Day 3- They upped my dosage of Zoloft. Joshua couldn’t come see me that day because he had to work during visiting hours, but my family came to see me. My grandparents and my mother came. They were worried sick about me and I had later learned that my grandpa had stayed in the same place for about a week, in 2002. My grandma told me that I didn’t belong there because I wasn’t crazy, my grandpa was glad he wasn’t the only crazy one and teased me, and my mom was just worried. After seeing them, I felt a tiny bit better. I still missed Josh and I couldn’t even call him that night because we weren’t allowed to use the phones after 10pm. I can’t really remember the rest of the day after that.

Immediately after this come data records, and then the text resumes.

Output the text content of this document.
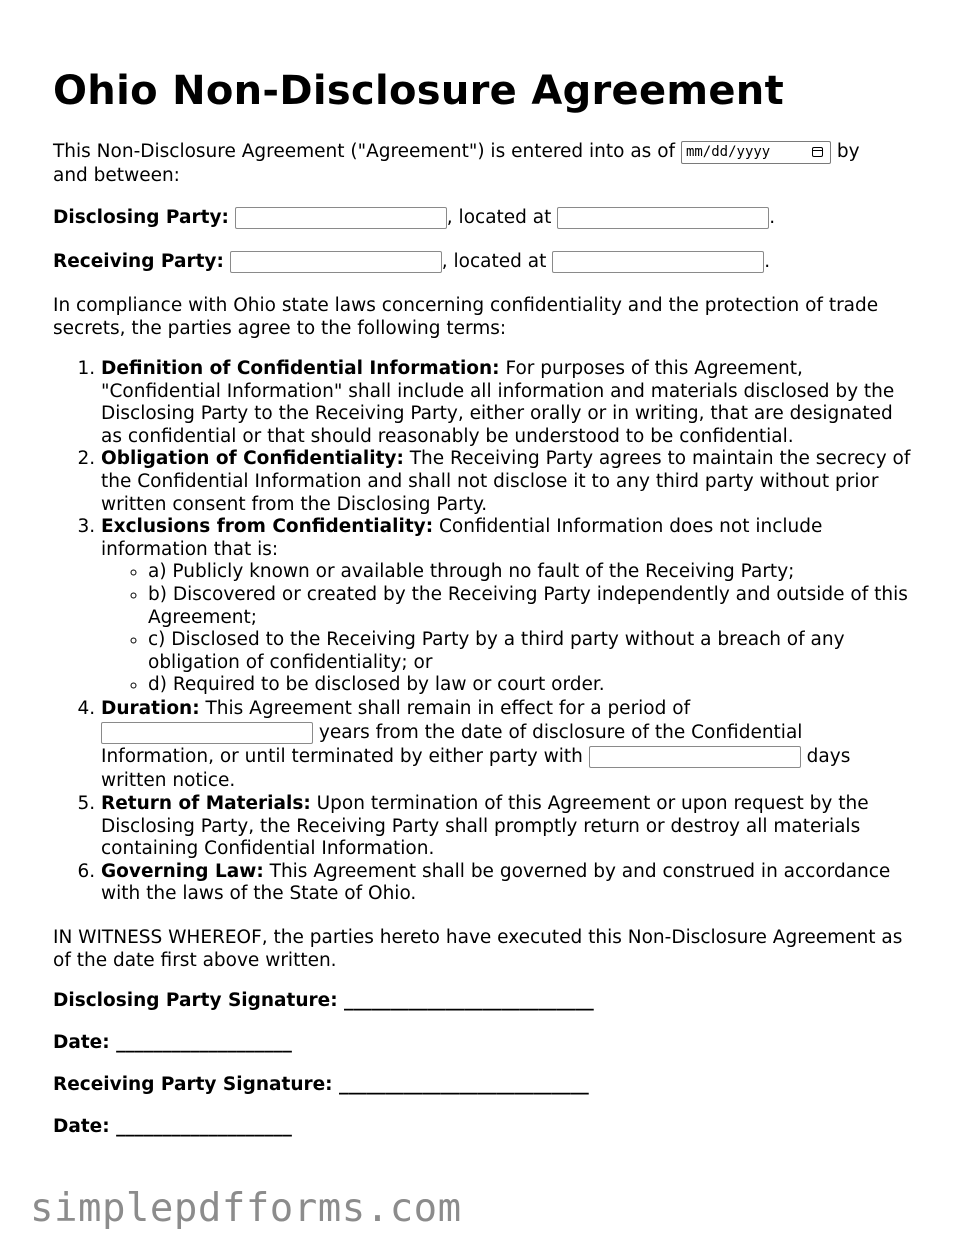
Ohio Non-Disclosure Agreement
This Non-Disclosure Agreement ("Agreement") is entered into as of mm/dd/yyyy	by
and between:
Disclosing Party:	, located at	.
Receiving Party:	, located at	.
In compliance with Ohio state laws concerning confidentiality and the protection of trade secrets, the parties agree to the following terms:
1. Definition of Confidential Information: For purposes of this Agreement, "Confidential Information" shall include all information and materials disclosed by the Disclosing Party to the Receiving Party, either orally or in writing, that are designated as confidential or that should reasonably be understood to be confidential.
2. Obligation of Confidentiality: The Receiving Party agrees to maintain the secrecy of the Confidential Information and shall not disclose it to any third party without prior written consent from the Disclosing Party.
3. Exclusions from Confidentiality: Confidential Information does not include information that is:
◦ a) Publicly known or available through no fault of the Receiving Party;
◦ b) Discovered or created by the Receiving Party independently and outside of this Agreement;
◦ c) Disclosed to the Receiving Party by a third party without a breach of any obligation of confidentiality; or
◦ d) Required to be disclosed by law or court order.
4. Duration: This Agreement shall remain in effect for a period of
years from the date of disclosure of the Confidential Information, or until terminated by either party with	days written notice.
5. Return of Materials: Upon termination of this Agreement or upon request by the Disclosing Party, the Receiving Party shall promptly return or destroy all materials containing Confidential Information.
6. Governing Law: This Agreement shall be governed by and construed in accordance with the laws of the State of Ohio.
IN WITNESS WHEREOF, the parties hereto have executed this Non-Disclosure Agreement as of the date first above written.
Disclosing Party Signature: ___________________________
Date: ___________________
Receiving Party Signature: ___________________________
Date: ___________________
simplepdfforms.com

Day 4- I had gotten used to being there by Day 4. I played board games. I talked to the other patients. I had a friend there from school (whom I will not name) and we were finally comfortable. We talked about things we were going to do when we got out. We walked continuously up and down the hallway. She and I found it hilarious that two people in the ward had begun flirting with one another and eventually become a couple. The nurses were on their toes making sure that these two people weren’t making out in the corners of the hallway. We were amused. I was slightly used to my medicine and my beloved had come to see me. I finally felt at peace. I stopped worrying about my school work and accepted my situation as it was, and doing so made my days a whole hell of a lot quicker.
Day 5- They made me sign papers for my discharge. They made me make sure that I had a ride for the next day, back to my college campus. I was so giddy. My friend and I were getting out on the same day. A new girl had come to the ward that day and after group, my friend and I had made a joke about the PDA of the couple. This lady screamed at me and eventually had to be sedated because I apparently had said something about her. This made me extremely anxious.

Day 6- FREEDOM. I was finally able to leave. My grandparents picked me up and took me back to school at around 3pm. I had never felt so relieved to breathe fresh air and be outside.

The following few days after I had come back from the hospital were weird and I had to adjust to living in normal society once again, which was… a challenge to say the least. My friends hadn’t really even noticed I was gone and I sunk right back into the same mood I had before I had left. I didn’t really matter in the grand scheme of things; you know? Like, life went on smoothly without me and that discouraged me for about a week.

But enough whining. I hope this gives you some insight on mental health treatments. While being hospitalized was not a bad thing for me, it still wasn’t the best experience ever. I’m grateful for the treatment, I suppose.

Thank you for patiently reading through my extremely personal experience. I really needed to get this out of my system.